Another Question… the system is based on a minimum configuration of 160 disks. Does this mean that the stripe width is fixed ? What is required as a “minimum disk expansion increment”, in terms of hardware ?
Probably, the reason a large number of disks is needed from the get-go is to not be able to start out with a bad config due to the algorithms used, and it probably needs to make sure no brick can go down and affect the entire system, so, EMC Centera-like, everything on a brick has to be distributed among the other bricks.
Just my gut feeling, and how I’d do it…
3Par, Compellent and others are pretty similar.
D
Richard, Dimitris,
There is one spare “data module”. The copies of 1MB blobs are copied across data modules. In the event of a data module failure, the spare is brought into action, and all data is already available on the other modules. Background tasks re-balance the 1MB blobs when bad module is replaced.
Robin,
Yes, a spare box is an obvious solution . So how long will it take to rebuild & rebalance the content of 15 disks. While maintaining reasonable performance levels…probably a day… while the system runs unprotected?

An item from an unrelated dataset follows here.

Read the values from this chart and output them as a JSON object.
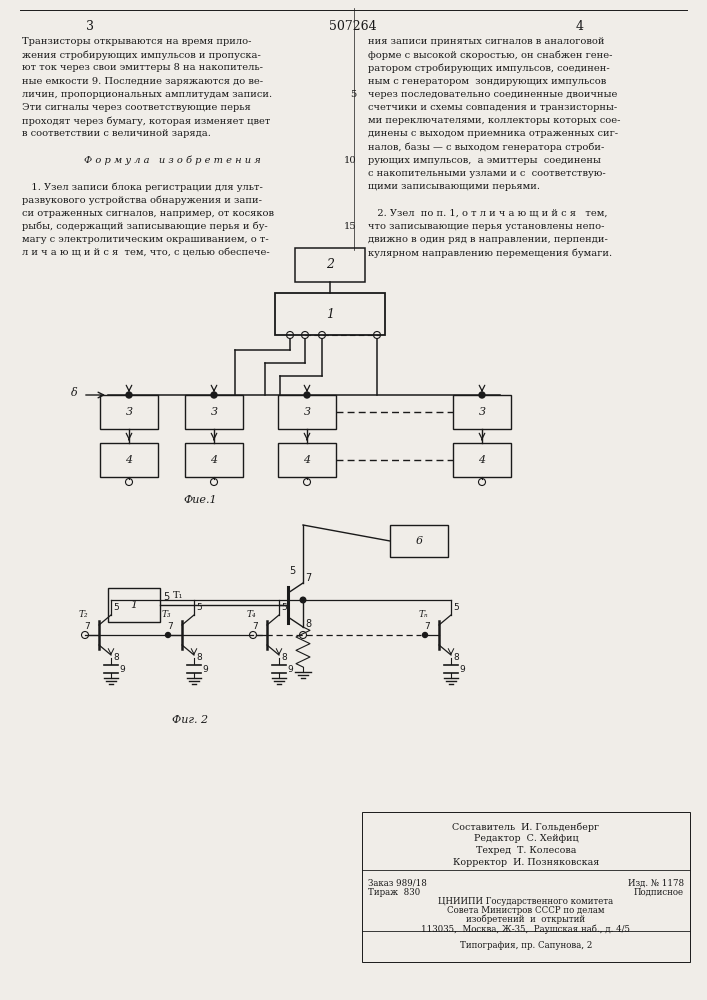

They obviously need 120 disks to establish a fairly wide stripe width in order to guarantee some level of performance. What is their stripe width..?
Their seek patterns are random and not a lot can be done to improve i/o per sec using cache algorithms (disks already implement ‘elevated’ seeks). So…all they have left is brute force caching and this explains the very large size of cache in each disk enclosure.
Nextra datasheet shows that the cabinet contains 8 disk enclosures, i.e. their stated 120 disk minimum configuration. This means that one of the disk enclosures is a ‘spare’?
If so, then it seems that they have a ‘stripe width’ of 52 disks, with (say) 1 spare disk.
Some spare space is required on each disk …. So the useable space is at around 40% of the array capacity … and the same goes for wasted power.
It all seems to be ‘brute force’ engineering… it is hard to get impressed.
Hi Robin,
If IBM’s smart, they’ll move fast to finally make inroads on EMC’s turf! Nextra’s SATA drive architecture will give them a cost advantage.
IBM (reach) + XIV (technology) is the magic that provides an edge for this version of the technology over all the others.